The only time I like being called normal. A guest post by Katy.

It happens every 3 years. Through the letterbox plops an ominously official-looking envelope stamped NHS. Every time I greet it with a shudder. A faceless administrator has printed an automatically generated letter informing me I’m invited for a cervical smear. Euch there it is again: the involuntary shudder.

I have had 2 children. If you’ve had any of the little treasures yourself you will know that having a stranger’s hand disappear up your flue quickly becomes acceptable, indeed expected, behaviour. I had an 8 day slow labour ending in my baby girl being removed by what can only be described as prehistoric garden implements, followed by the heavily accented African doctor pulling on a latex glove up to his elbow and informing me the placenta was stuck and he had to perform a manual removal. Think vet and cow’s arse. The second experience was no better. Contractions were 1 minute apart for 7 hours, for the majority of which I was screaming and I’m reasonably sure I saw poo. That one ended in an emergency caesarean section.

And yet still the shudder every three years. So why not just ignore it? Well, primarily because I’m not an idiot. I know that detecting and removing abnormal cervical cells can prevent cervical cancer. I know it isn’t a test for cancer as such but it looks for abnormal cells or changes that could be an early warning sign.

I’ve previously had abnormal cells detected and was sent for an intimate rendezvous with a consultant at the hospital. I am forever thankful to my mate Helen for warning me that Dr Cockcroft would appear through a door wearing extendable goggles because if she hadn’t I’m sure that the sight of him as I half sat, half lay with my legs over those ski jump things would’ve produced the hysterical laughter of a woman on the edge. Instead I greeted him with a smile and a wave. He plunged on in there without so much as a, “Nice weather for this time of year”, announced I had an erosion and that he would treat it there and then. Now us gingers are scientifically proven to require stronger pain killers and more anaesthetic than the rest of you so it shouldn’t have come as a surprise when a local injected directly into my cervix made me faint.  Yet it did.

And so it came to pass that with a sigh and a bit of, “Oh bugger I forgot, I’ll do it tomorrow” banter with the man for a few days, I made the appointment.

Finally, 3 weeks later, the day arrived. I swept into the room when my name was called and with my trademark relaxed manner immediately let it be known that I was absolutely shitting myself and if she told me to relax when she got to the crucial moment of insertion I was likely to squeeze my pelvic floor so tight I would not be held responsible if she lost a finger.

We got through the unpleasant discharge questions and before I knew it I’d got my knickers off for Lauren and was on the thinnest bed outside of a prison cell with my knees up, heels tucked into my bum, ready to assume the position.

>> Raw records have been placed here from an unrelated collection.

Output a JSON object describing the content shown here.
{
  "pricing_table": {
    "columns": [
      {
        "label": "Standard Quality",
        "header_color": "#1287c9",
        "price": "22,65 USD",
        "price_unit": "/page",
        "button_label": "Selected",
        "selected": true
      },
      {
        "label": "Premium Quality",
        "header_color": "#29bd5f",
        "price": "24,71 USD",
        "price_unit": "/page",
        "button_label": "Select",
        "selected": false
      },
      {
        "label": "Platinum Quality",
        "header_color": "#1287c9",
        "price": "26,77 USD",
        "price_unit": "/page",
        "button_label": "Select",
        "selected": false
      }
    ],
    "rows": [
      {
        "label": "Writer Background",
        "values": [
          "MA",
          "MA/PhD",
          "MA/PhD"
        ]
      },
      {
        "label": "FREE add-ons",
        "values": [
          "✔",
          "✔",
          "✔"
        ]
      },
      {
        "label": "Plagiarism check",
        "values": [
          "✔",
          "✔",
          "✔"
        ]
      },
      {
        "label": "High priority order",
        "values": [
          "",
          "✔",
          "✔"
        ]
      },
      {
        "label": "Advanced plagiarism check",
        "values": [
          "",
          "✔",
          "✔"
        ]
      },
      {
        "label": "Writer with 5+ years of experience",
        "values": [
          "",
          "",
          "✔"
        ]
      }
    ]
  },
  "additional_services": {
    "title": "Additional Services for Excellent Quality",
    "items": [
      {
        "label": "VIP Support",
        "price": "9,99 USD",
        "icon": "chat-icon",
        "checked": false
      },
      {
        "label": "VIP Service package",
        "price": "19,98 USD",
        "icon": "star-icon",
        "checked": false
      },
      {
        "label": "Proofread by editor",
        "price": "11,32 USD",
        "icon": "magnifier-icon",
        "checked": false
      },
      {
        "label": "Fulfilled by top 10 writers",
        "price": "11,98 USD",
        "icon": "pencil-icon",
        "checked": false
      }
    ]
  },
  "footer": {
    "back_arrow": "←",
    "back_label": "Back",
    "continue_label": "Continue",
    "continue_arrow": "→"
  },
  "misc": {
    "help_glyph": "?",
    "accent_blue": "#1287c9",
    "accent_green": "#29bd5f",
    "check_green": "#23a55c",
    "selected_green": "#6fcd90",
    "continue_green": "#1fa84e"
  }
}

Having let my legs flop open, the freakishly cold and surprisingly slimy feeling speculum was inserted quick smart and the little swab taken. I asked Lauren if she was actually having a look up there and instantly regretted it when she confirmed that she was. I felt strangely defensive of how my cervix was presenting itself. Lord knows why; it’s not like I could’ve done anything to prepare it beforehand like brushing my teeth before the dentist. I consoled myself with the fact that at least I had put matching socks on that morning.  

Then it was done. I was assured that my cervix looked just fine and was left to get my jeans back on. Behind a curtain. The woman had just been peering intently at my cervix but still thought it proper to pull the curtain while I put my knickers on. Bonkers.

Seated back at her desk, Lauren told me that when I’d said I was scared she had begun to brace herself for hysterics on the table and had been pleasantly surprised at how relaxed I’d made myself. I felt my face do a proud smile. She told me my results would be in the post within two weeks and I’d given her a nice change from diabetic feet.

Cervical cancer is a terrible, sneaky, indiscriminate killer. More than half of those diagnosed are aged below 45. Cervical screening can prevent around 45% of cervical cancer cases in women in their 30s, rising with age to 75% in women in their 50s and 60s, who attend regularly. I want my children to grow up with an alive me and if this 15 minute toe-curlingly embarasssing and uncomfortable experience once every 3 years might help that then I’m prepared to endure the relatively short lived terror that it invokes.

Less than two weeks later I received a letter telling me my cervix was perfectly normal. It is only when receiving a medical test result that I’m happy to have anything of mine described in such a way.